Meeting Overload: Where Loom Wins
The main case for Loom inside a Teams-heavy organization is reducing synchronous meeting load.
- A developer needs to explain a PR to a stakeholder → Loom (3-minute recording) vs Teams call (30-minute meeting)
- A manager needs to give feedback on a presentation → Loom comments vs scheduling a feedback session
- A customer success rep needs to walk a client through new features → Loom video vs screen-share meeting
Research consistently shows that knowledge workers spend 40-60% of their week in meetings. Async video tools like Loom can reclaim meaningful hours by replacing meetings that do not require real-time interaction.
Where Teams Wins
Enterprise compliance and security: Teams meets SOC 2, HIPAA, FedRAMP, and other enterprise compliance requirements. It integrates with Azure Active Directory for SSO and user management. For regulated industries, this is non-negotiable.
Real-time coordination: Production issues, emergency decisions, investor calls — some things need everyone present at the same time. Teams handles this.
Microsoft ecosystem lock-in (in a good way): If your team uses SharePoint, OneDrive, Power Automate, and Azure, Teams is the coordination layer that ties them together. Replacing it would require replacing the whole stack.
Large-scale meetings and webinars: Teams handles town halls, all-hands meetings, and webinars at scale that Loom is not designed for.
Can You Use Both?
Yes — and many organizations do.
A common pattern in Microsoft-heavy enterprises:
- Teams = live meetings, daily standups, impromptu calls, company-wide announcements
- Loom = async demos, product walkthroughs, training videos, customer communication
Loom videos can be shared directly in Teams chat, embedded in SharePoint pages, and linked inside Teams channel posts. The two tools integrate naturally.
Who Should Use Each
| Scenario | Recommendation |
|---|---|
| Enterprise on Microsoft 365 | Teams (already have it) |
| Reducing meeting count | Add Loom |
| Remote-first startup | Loom + Slack (lighter stack) |
| Government or regulated industry | Teams only |
| Customer-facing async communication | Loom |
| Live training for 500+ people | Teams |
| Small team doing async onboarding | Loom free plan |
The Verdict
If you are already inside the Microsoft 365 ecosystem, Teams is your default — and rightfully so. The compliance, integration, and cost arguments are overwhelming.

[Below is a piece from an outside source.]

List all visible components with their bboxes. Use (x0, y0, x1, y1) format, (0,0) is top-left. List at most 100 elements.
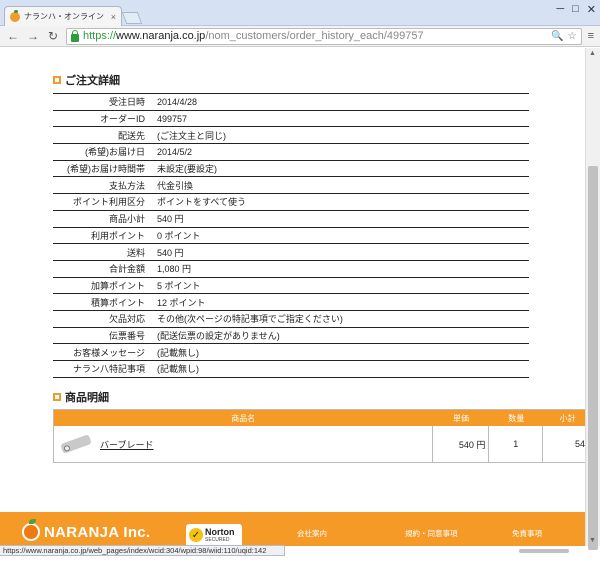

The question is not “Loom or Teams” but rather “should we add Loom on top of Teams?” For organizations serious about reducing synchronous meeting time and enabling truly async communication, Loom earns its cost. For most others, Teams’ built-in recording and transcription covers the basics.
See how Loom compares with other tools: Loom vs Zoom 2026
Explore Microsoft Teams comparisons: Microsoft Teams vs Slack 2026
Frequently Asked Questions
Is Loom or Microsoft Teams better?
It depends on your needs. Loom and Microsoft Teams excel in different areas — compare features, pricing, and use cases above to find the best fit for your workflow.
Can I use Loom and Microsoft Teams together?
Yes, many teams use both. Loom and Microsoft Teams can complement each other depending on your workflow requirements.
Which is cheaper, Loom or Microsoft Teams?
Check the pricing comparison table above for current plans. Both offer free tiers, but paid plan pricing varies significantly based on team size and features needed.